RANGELEY — Long before the Old West produced its legendary cowboys, Maine had strong, independent, hardworking men and women who made a living in the forests without electricity, chain saws, skidders or hot showers.

The Rangeley Lakes Region Logging Museum’s mission is to keep those stories alive through journals, pictures and other artifacts. Collecting and caring for this rapidly disappearing legacy requires a continuous financial commitment, and museum volunteers hope to generate much of its funding through the upcoming annual summer auction.

This year’s event starts at 10 a.m. Saturday, July 7, at the museum, just north of Rangeley on Route 16. Bidders may preview items from 9 a.m. until the auction starts.

“This history is going to fade away if we don’t work to preserve it,” docent Carol Sullivan said. “There are so many great stories to share with future generations who don’t know the history of how people lived and worked here. It’s so very different than how we live today.”

Baby boomers have shown a renewed interest in their ancestors who lived and worked in the woods of Maine, she said.

“We had a visitor here recently who moved from out of state back to Madrid after he retired,” Sullivan said. “He was amazed at our photo collection, because there were so many of his “kin” in them.”

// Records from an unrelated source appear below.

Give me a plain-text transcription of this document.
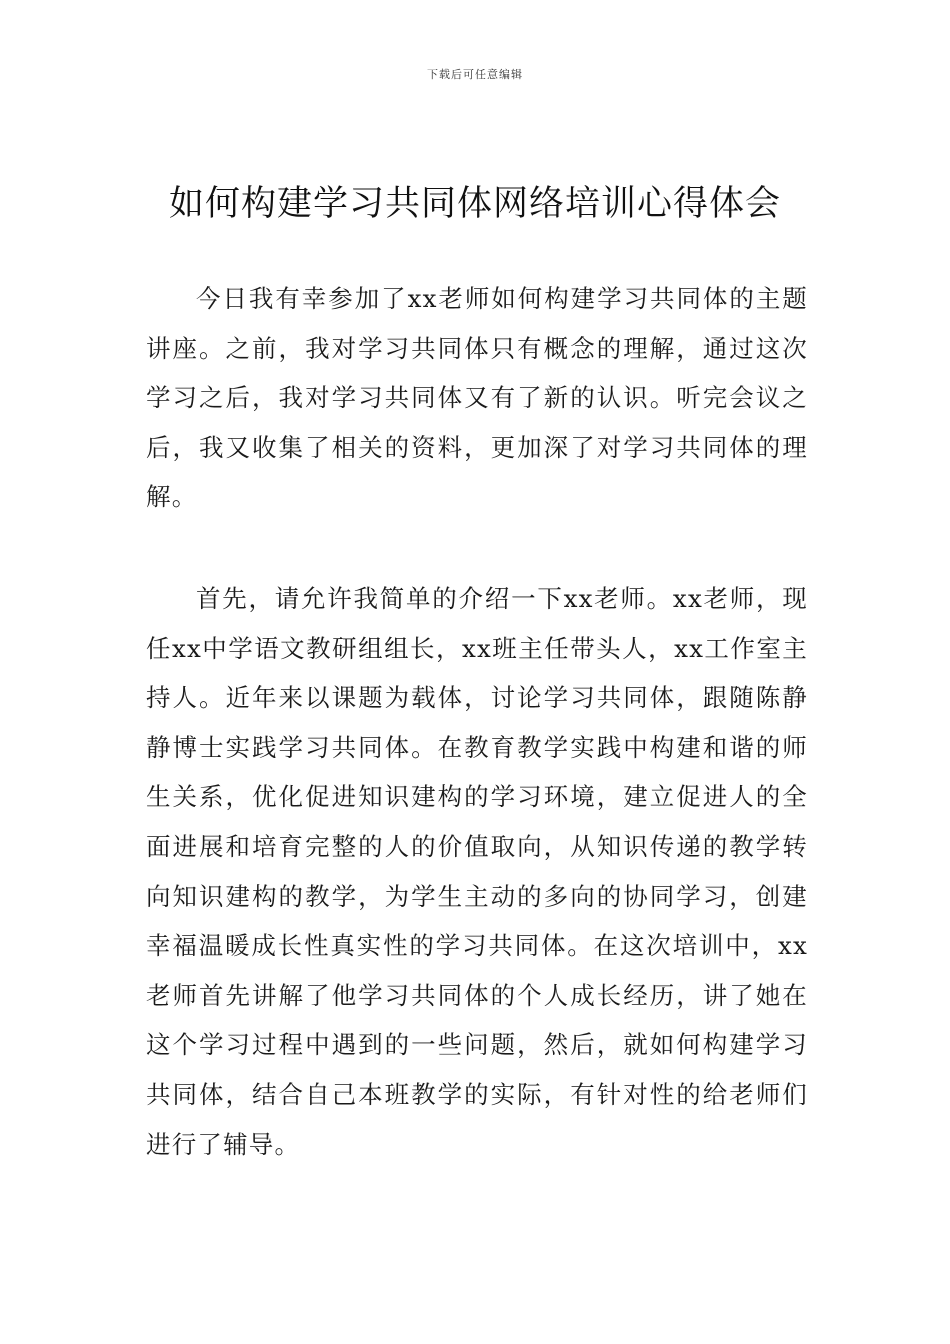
下载后可任意编辑
如何构建学习共同体网络培训心得体会

今日我有幸参加了xx老师如何构建学习共同体的主题讲座。之前，我对学习共同体只有概念的理解，通过这次学习之后，我对学习共同体又有了新的认识。听完会议之后，我又收集了相关的资料，更加深了对学习共同体的理解。

首先，请允许我简单的介绍一下xx老师。xx老师，现任xx中学语文教研组组长，xx班主任带头人，xx工作室主持人。近年来以课题为载体，讨论学习共同体，跟随陈静静博士实践学习共同体。在教育教学实践中构建和谐的师生关系，优化促进知识建构的学习环境，建立促进人的全面进展和培育完整的人的价值取向，从知识传递的教学转向知识建构的教学，为学生主动的多向的协同学习，创建幸福温暖成长性真实性的学习共同体。在这次培训中，xx老师首先讲解了他学习共同体的个人成长经历，讲了她在这个学习过程中遇到的一些问题，然后，就如何构建学习共同体，结合自己本班教学的实际，有针对性的给老师们进行了辅导。
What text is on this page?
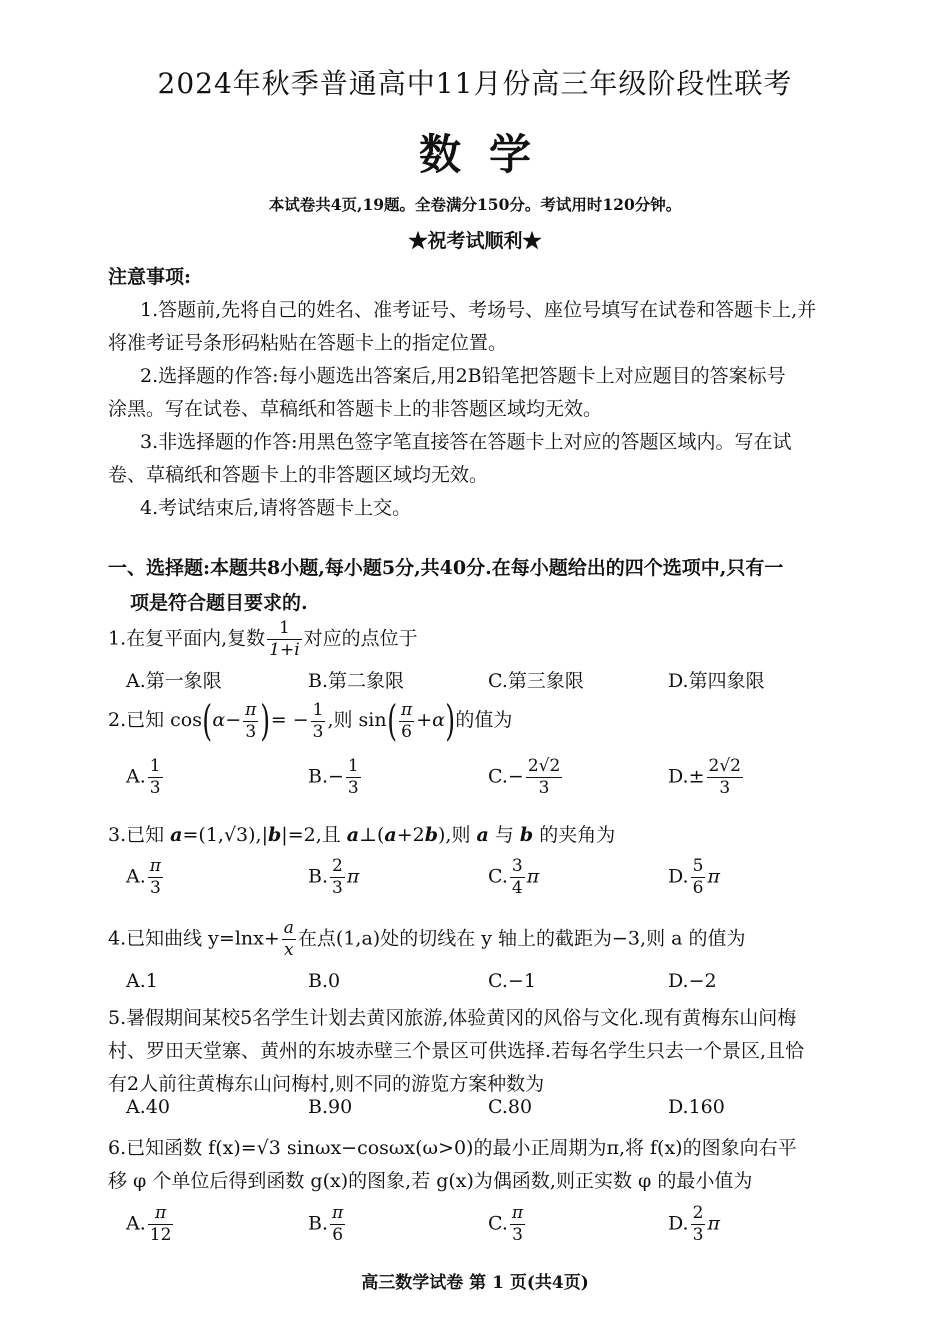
2024年秋季普通高中11月份高三年级阶段性联考
数学
本试卷共4页,19题。全卷满分150分。考试用时120分钟。
★祝考试顺利★
注意事项:
1.答题前,先将自己的姓名、准考证号、考场号、座位号填写在试卷和答题卡上,并
将准考证号条形码粘贴在答题卡上的指定位置。
2.选择题的作答:每小题选出答案后,用2B铅笔把答题卡上对应题目的答案标号
涂黑。写在试卷、草稿纸和答题卡上的非答题区域均无效。
3.非选择题的作答:用黑色签字笔直接答在答题卡上对应的答题区域内。写在试
卷、草稿纸和答题卡上的非答题区域均无效。
4.考试结束后,请将答题卡上交。
一、选择题:本题共8小题,每小题5分,共40分.在每小题给出的四个选项中,只有一
项是符合题目要求的.
1.在复平面内,复数 $\frac{1}{1+i}$ 对应的点位于
A.第一象限	B.第二象限	C.第三象限	D.第四象限
2.已知 $\cos(\alpha- \frac{\pi}{3}$ )= − $\frac{1}{3}$ ,则 $\sin( \frac{\pi}{6} +\alpha)$的值为
A. $\frac{1}{3}$	$B.- \frac{1}{3}$	$C.- \frac{2√2}{3}$	$D.\pm \frac{2√2}{3}$
3.已知 a=(1,√3),|b|=2,且 a⊥(a+2b),则 a 与 b 的夹角为
A. $\frac{\pi}{3}$	B. $\frac{2}{3}$ π	C. $\frac{3}{4}$ π	D. $\frac{5}{6}$ π
4.已知曲线 $y=\ln x+ \frac{a}{x}$ 在点(1,a)处的切线在 y 轴上的截距为−3,则 a 的值为
A.1	B.0	C.−1	D.−2
5.暑假期间某校5名学生计划去黄冈旅游,体验黄冈的风俗与文化.现有黄梅东山问梅
村、罗田天堂寨、黄州的东坡赤壁三个景区可供选择.若每名学生只去一个景区,且恰
有2人前往黄梅东山问梅村,则不同的游览方案种数为
A.40	B.90	C.80	D.160
6.已知函数 f(x)=√3 sinωx−cosωx(ω>0)的最小正周期为π,将 f(x)的图象向右平
移 φ 个单位后得到函数 g(x)的图象,若 g(x)为偶函数,则正实数 φ 的最小值为
A. $\frac{\pi}{12}$	B. $\frac{\pi}{6}$	C. $\frac{\pi}{3}$	D. $\frac{2}{3}$ π
高三数学试卷 第 1 页(共4页)
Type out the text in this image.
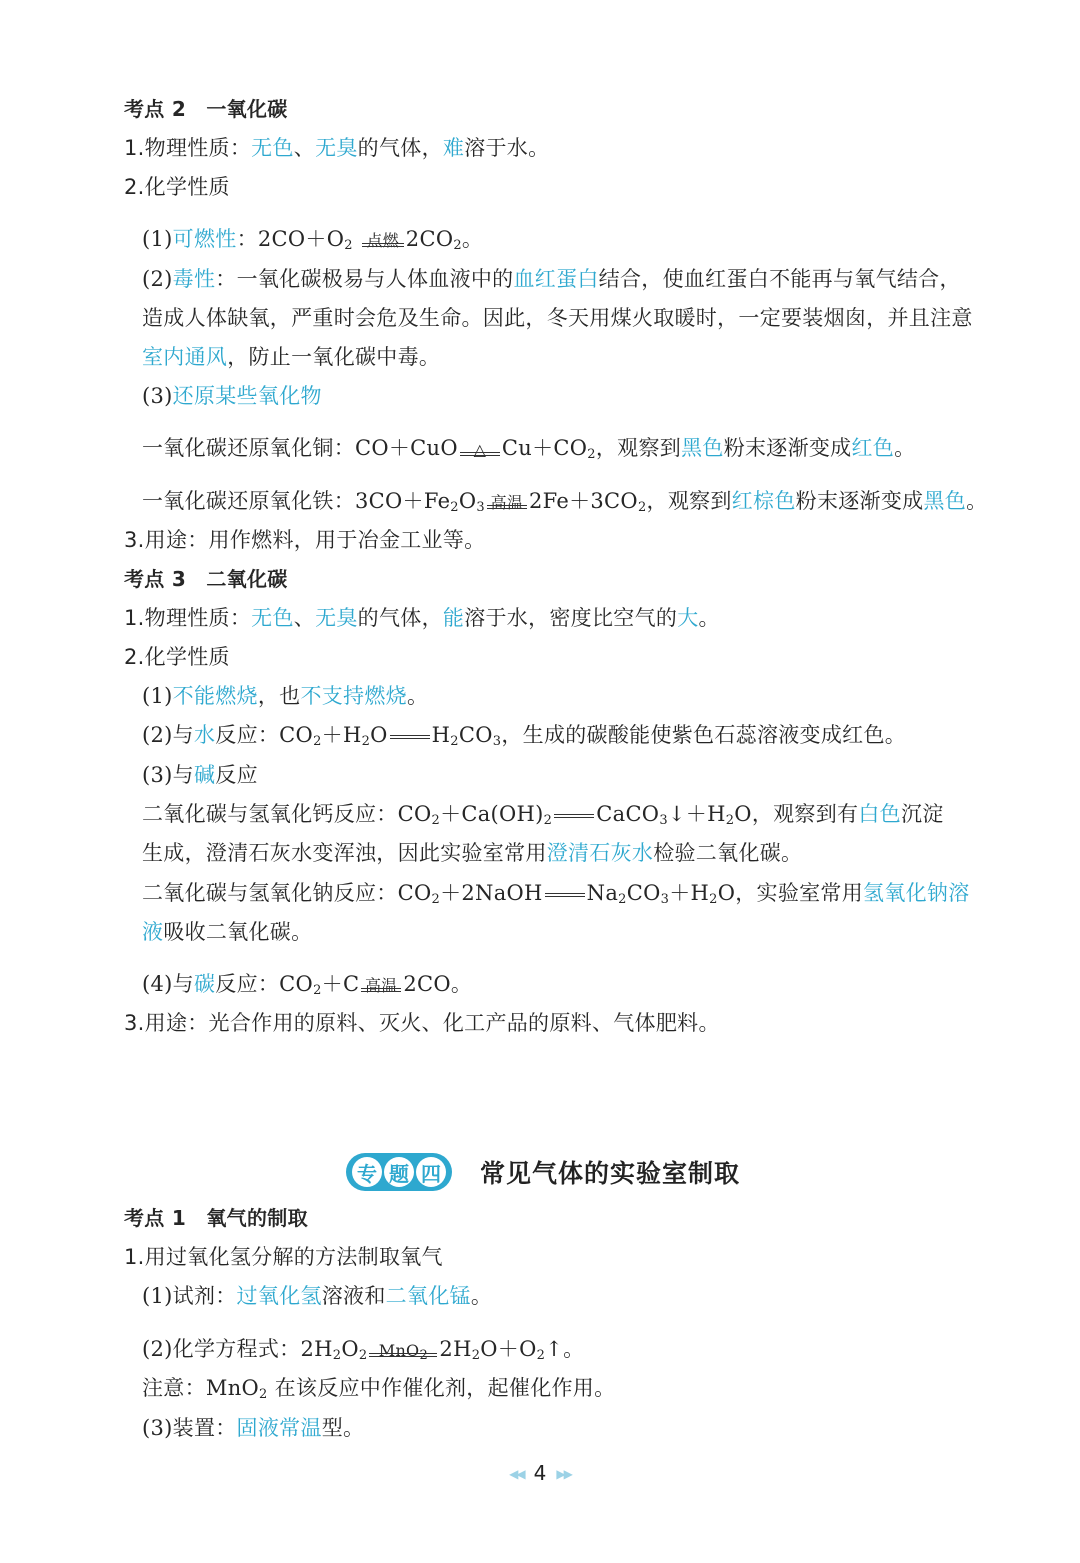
考点 2　一氧化碳
1.物理性质：无色、无臭的气体，难溶于水。
2.化学性质
(1)可燃性：$2CO+O_2$ 点燃 $2CO_2$。
(2)毒性：一氧化碳极易与人体血液中的血红蛋白结合，使血红蛋白不能再与氧气结合，
造成人体缺氧，严重时会危及生命。因此，冬天用煤火取暖时，一定要装烟囱，并且注意
室内通风，防止一氧化碳中毒。
(3)还原某些氧化物
一氧化碳还原氧化铜：CO＋CuO △ $Cu+CO_2$，观察到黑色粉末逐渐变成红色。
一氧化碳还原氧化铁：$3CO+Fe_2O_3$ 高温 $2Fe+3CO_2$，观察到红棕色粉末逐渐变成黑色。
3.用途：用作燃料，用于冶金工业等。
考点 3　二氧化碳
1.物理性质：无色、无臭的气体，能溶于水，密度比空气的大。
2.化学性质
(1)不能燃烧，也不支持燃烧。
(2)与水反应：$CO_2+H_2O$ $H_2CO_3$，生成的碳酸能使紫色石蕊溶液变成红色。
(3)与碱反应
二氧化碳与氢氧化钙反应：$CO_2+Ca(OH)_2$ $CaCO_3↓+H_2O$，观察到有白色沉淀
生成，澄清石灰水变浑浊，因此实验室常用澄清石灰水检验二氧化碳。
二氧化碳与氢氧化钠反应：$CO_2+2NaOH$ $Na_2CO_3+H_2O$，实验室常用氢氧化钠溶
液吸收二氧化碳。
(4)与碳反应：$CO_2+C$ 高温 2CO。
3.用途：光合作用的原料、灭火、化工产品的原料、气体肥料。
专 题 四 常见气体的实验室制取
考点 1　氧气的制取
1.用过氧化氢分解的方法制取氧气
(1)试剂：过氧化氢溶液和二氧化锰。
(2)化学方程式：$2H_2O_2$ MnO$_2$ $2H_2O+O_2↑$。
注意：MnO$_2$ 在该反应中作催化剂，起催化作用。
(3)装置：固液常温型。
◀◀ 4 ▶▶
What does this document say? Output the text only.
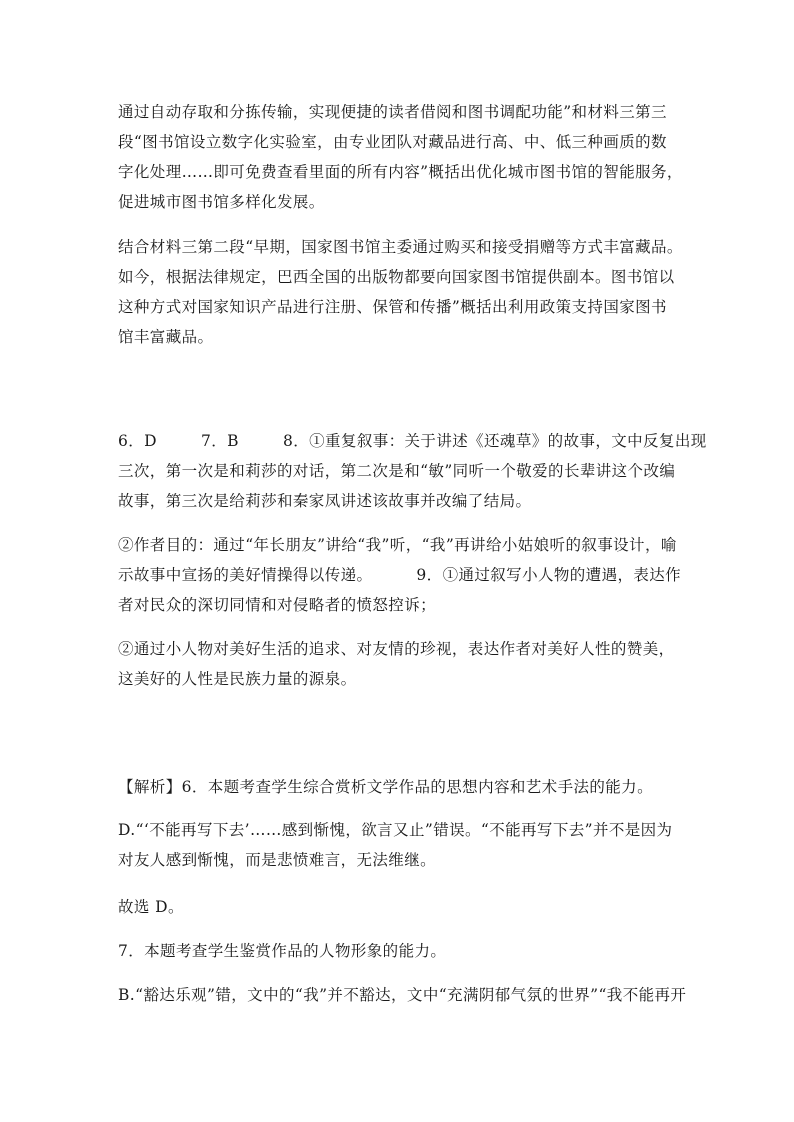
通过自动存取和分拣传输，实现便捷的读者借阅和图书调配功能”和材料三第三
段“图书馆设立数字化实验室，由专业团队对藏品进行高、中、低三种画质的数
字化处理……即可免费查看里面的所有内容”概括出优化城市图书馆的智能服务，
促进城市图书馆多样化发展。
结合材料三第二段“早期，国家图书馆主委通过购买和接受捐赠等方式丰富藏品。
如今，根据法律规定，巴西全国的出版物都要向国家图书馆提供副本。图书馆以
这种方式对国家知识产品进行注册、保管和传播”概括出利用政策支持国家图书
馆丰富藏品。
6．D	7．B	8．①重复叙事：关于讲述《还魂草》的故事，文中反复出现
三次，第一次是和莉莎的对话，第二次是和“敏”同听一个敬爱的长辈讲这个改编
故事，第三次是给莉莎和秦家凤讲述该故事并改编了结局。
②作者目的：通过“年长朋友”讲给“我”听，“我”再讲给小姑娘听的叙事设计，喻
示故事中宣扬的美好情操得以传递。	9．①通过叙写小人物的遭遇，表达作
者对民众的深切同情和对侵略者的愤怒控诉；
②通过小人物对美好生活的追求、对友情的珍视，表达作者对美好人性的赞美，
这美好的人性是民族力量的源泉。
【解析】6．本题考查学生综合赏析文学作品的思想内容和艺术手法的能力。
D.“‘不能再写下去’……感到惭愧，欲言又止”错误。“不能再写下去”并不是因为
对友人感到惭愧，而是悲愤难言，无法维继。
故选 D。
7．本题考查学生鉴赏作品的人物形象的能力。
B.“豁达乐观”错，文中的“我”并不豁达，文中“充满阴郁气氛的世界”“我不能再开
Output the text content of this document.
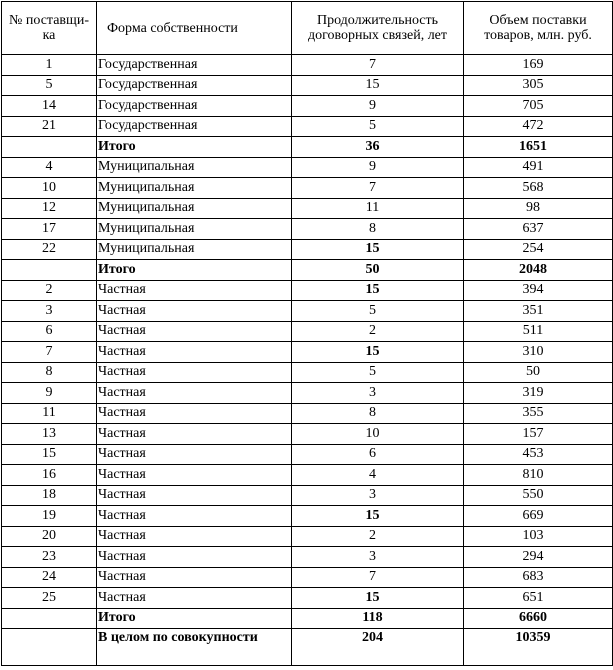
№ поставщи-ка	Форма собственности	Продолжительность договорных связей, лет	Объем поставки товаров, млн. руб.
1	Государственная	7	169
5	Государственная	15	305
14	Государственная	9	705
21	Государственная	5	472
	Итого	36	1651
4	Муниципальная	9	491
10	Муниципальная	7	568
12	Муниципальная	11	98
17	Муниципальная	8	637
22	Муниципальная	15	254
	Итого	50	2048
2	Частная	15	394
3	Частная	5	351
6	Частная	2	511
7	Частная	15	310
8	Частная	5	50
9	Частная	3	319
11	Частная	8	355
13	Частная	10	157
15	Частная	6	453
16	Частная	4	810
18	Частная	3	550
19	Частная	15	669
20	Частная	2	103
23	Частная	3	294
24	Частная	7	683
25	Частная	15	651
	Итого	118	6660
	В целом по совокупности	204	10359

Rangeley was one of Maine’s most productive logging centers, due to its location between the headwaters of the Androscoggin and Kennebec rivers. Logging companies needed dependable access to get timber from Western Maine to the coast and onto ships.

Maine wood built the country’s ships, railroads, homes, businesses, and telegraph and telephone poles.

Merchant and individual donations provide support for the annual auction, Sullivan said.

“We have gift certificates galore, rounds of golf, ski passes, vacation rentals, hotel/motel stays, furniture, dishes, paintings and many unique crafts,” she said. “Take home a pie, some fudge or a loaf of freshly-baked banana bread from the kitchens of some of the best cooks in the state.”

The museum is at 221 Stratton Road (Route 16). Sullivan said the museum will be accepting donations for the auction until 5 p.m. Friday. Donors can call 864-3939 for more information.

The museum will also host the annual Knit, Crochet and Craft Sale from 9 a.m. to 3 p. m. Saturday, July 14.

The biggest event will be the 32nd annual Logging Festival and Parade on Friday, July 27, and Saturday, July 28.

For the complete schedule for this event and more information, visit rlrlm.org. The museum is open from 11 a. m. to 5 p. m., Wednesday through Sunday until Labor Day.